In Tesla’s Form 10-K annual report filed Monday morning with the U.S. Securities and Exchange Commission, the company said it had “updated” its investment policy to provide “more flexibility” and “maximize returns” on cash not needed to “maintain adequate operating liquidity.”
The company said that its audit committee approved the change that allows Tesla to invest a “portion” of its cash in “certain alternative reserve assets including digital assets, gold bullion, gold exchange-traded funds [ETFs] and other assets as specified in the future.” The investment in bitcoin occurred following the audit committee’s approval.
Then came the kicker: “Moreover, we expect to begin accepting bitcoin as a form of payment for our products in the near future, subject to applicable laws and initially on a limited basis, which we may or may not liquidate upon receipt.”
Tesla included the disclosure in the risk factors section of its annual report. Noting the “highly volatile” nature of digital assets, the company said that “long-term adoption [of digital assets] … is unpredictable. … [T]heir lack of a physical form, their reliance on technology for their creation, existence and transactional validation and their decentralization may subject their integrity to the threat of malicious attacks and technological obsolescence.”

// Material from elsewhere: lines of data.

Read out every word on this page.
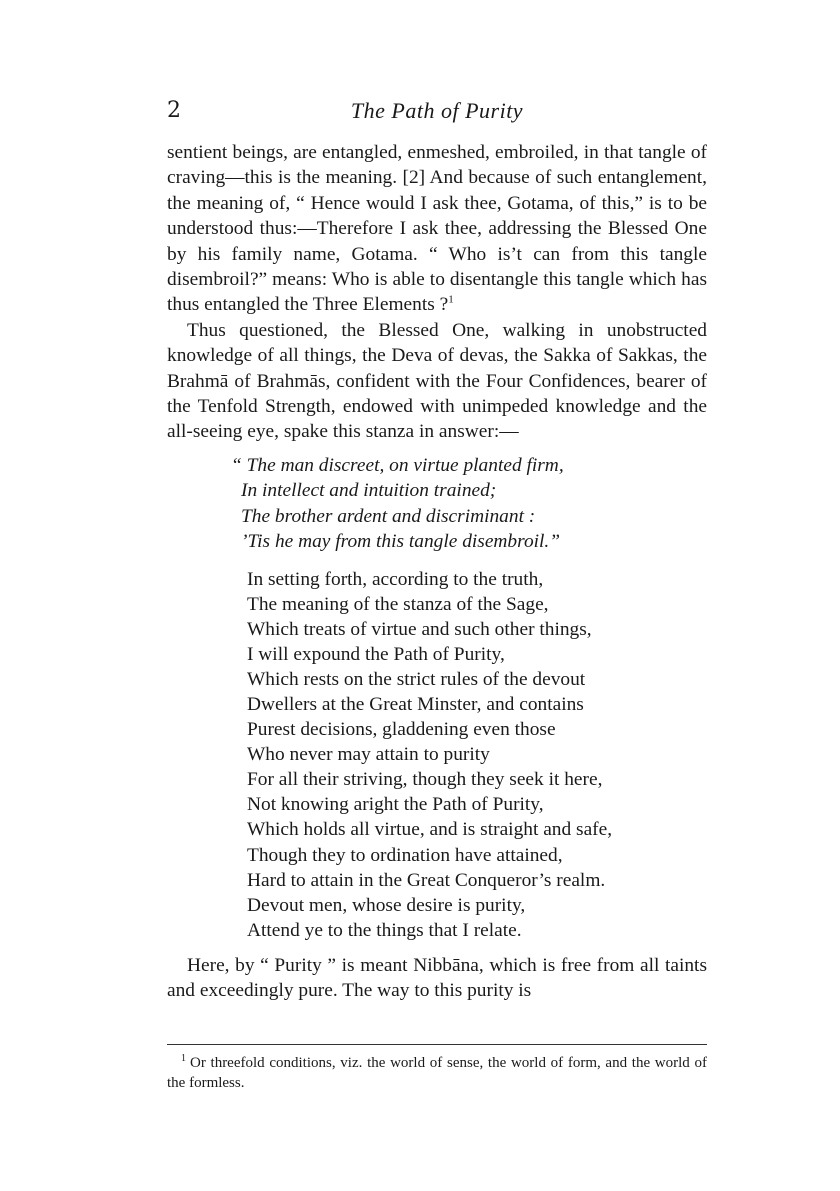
2	The Path of Purity

sentient beings, are entangled, enmeshed, embroiled, in that tangle of craving—this is the meaning. [2] And because of such entanglement, the meaning of, “ Hence would I ask thee, Gotama, of this,” is to be understood thus:—Therefore I ask thee, addressing the Blessed One by his family name, Gotama. “ Who is’t can from this tangle disembroil?” means: Who is able to disentangle this tangle which has thus entangled the Three Elements ?$^1$

Thus questioned, the Blessed One, walking in unobstructed knowledge of all things, the Deva of devas, the Sakka of Sakkas, the Brahmā of Brahmās, confident with the Four Confidences, bearer of the Tenfold Strength, endowed with unimpeded knowledge and the all-seeing eye, spake this stanza in answer:—

“ The man discreet, on virtue planted firm,
In intellect and intuition trained;
The brother ardent and discriminant :
’Tis he may from this tangle disembroil.”
In setting forth, according to the truth,
The meaning of the stanza of the Sage,
Which treats of virtue and such other things,
I will expound the Path of Purity,
Which rests on the strict rules of the devout
Dwellers at the Great Minster, and contains
Purest decisions, gladdening even those
Who never may attain to purity
For all their striving, though they seek it here,
Not knowing aright the Path of Purity,
Which holds all virtue, and is straight and safe,
Though they to ordination have attained,
Hard to attain in the Great Conqueror’s realm.
Devout men, whose desire is purity,
Attend ye to the things that I relate.

Here, by “ Purity ” is meant Nibbāna, which is free from all taints and exceedingly pure. The way to this purity is

$^1$ Or threefold conditions, viz. the world of sense, the world of form, and the world of the formless.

And, because digital currencies are currently mostly unregulated, future regulation could “harm” the company’s financial condition.
In a live appearance last week on new social media app Clubhouse, Tesla CEO Elon Musk admitted being “late to the party” when it comes to bitcoin, but he’s a “supporter.” In that appearance, Musk also referred to his comments on Dogecoin that managed to get his Twitter account locked for a time. Dogecoin, originally created as a joke to poke fun at digital currencies, has doubled in price (from around $0.04 to $0.08) since Musk’s comments and the total value of the currency is more than $13 billion. Some joke.
Tesla is not the first company to jump on the bitcoin bandwagon. Payments and point-of-sales provider Square holds about $50 million in bitcoin (about 4,700 coins).
In December, MicroStrategy announced that it held approximately $1.125 billion in bitcoin and that the purchase price for the 70,470 bitcoins it held was $15,964 apiece. The company has since purchased $20 million in bitcoin (609 bitcoin) at an average price of $33,810, according to Coindesk.
Last October, Paypal announced that its users could buy, hold and sell cryptocurrencies like bitcoin, and it plans to make digital currencies available as a payment method.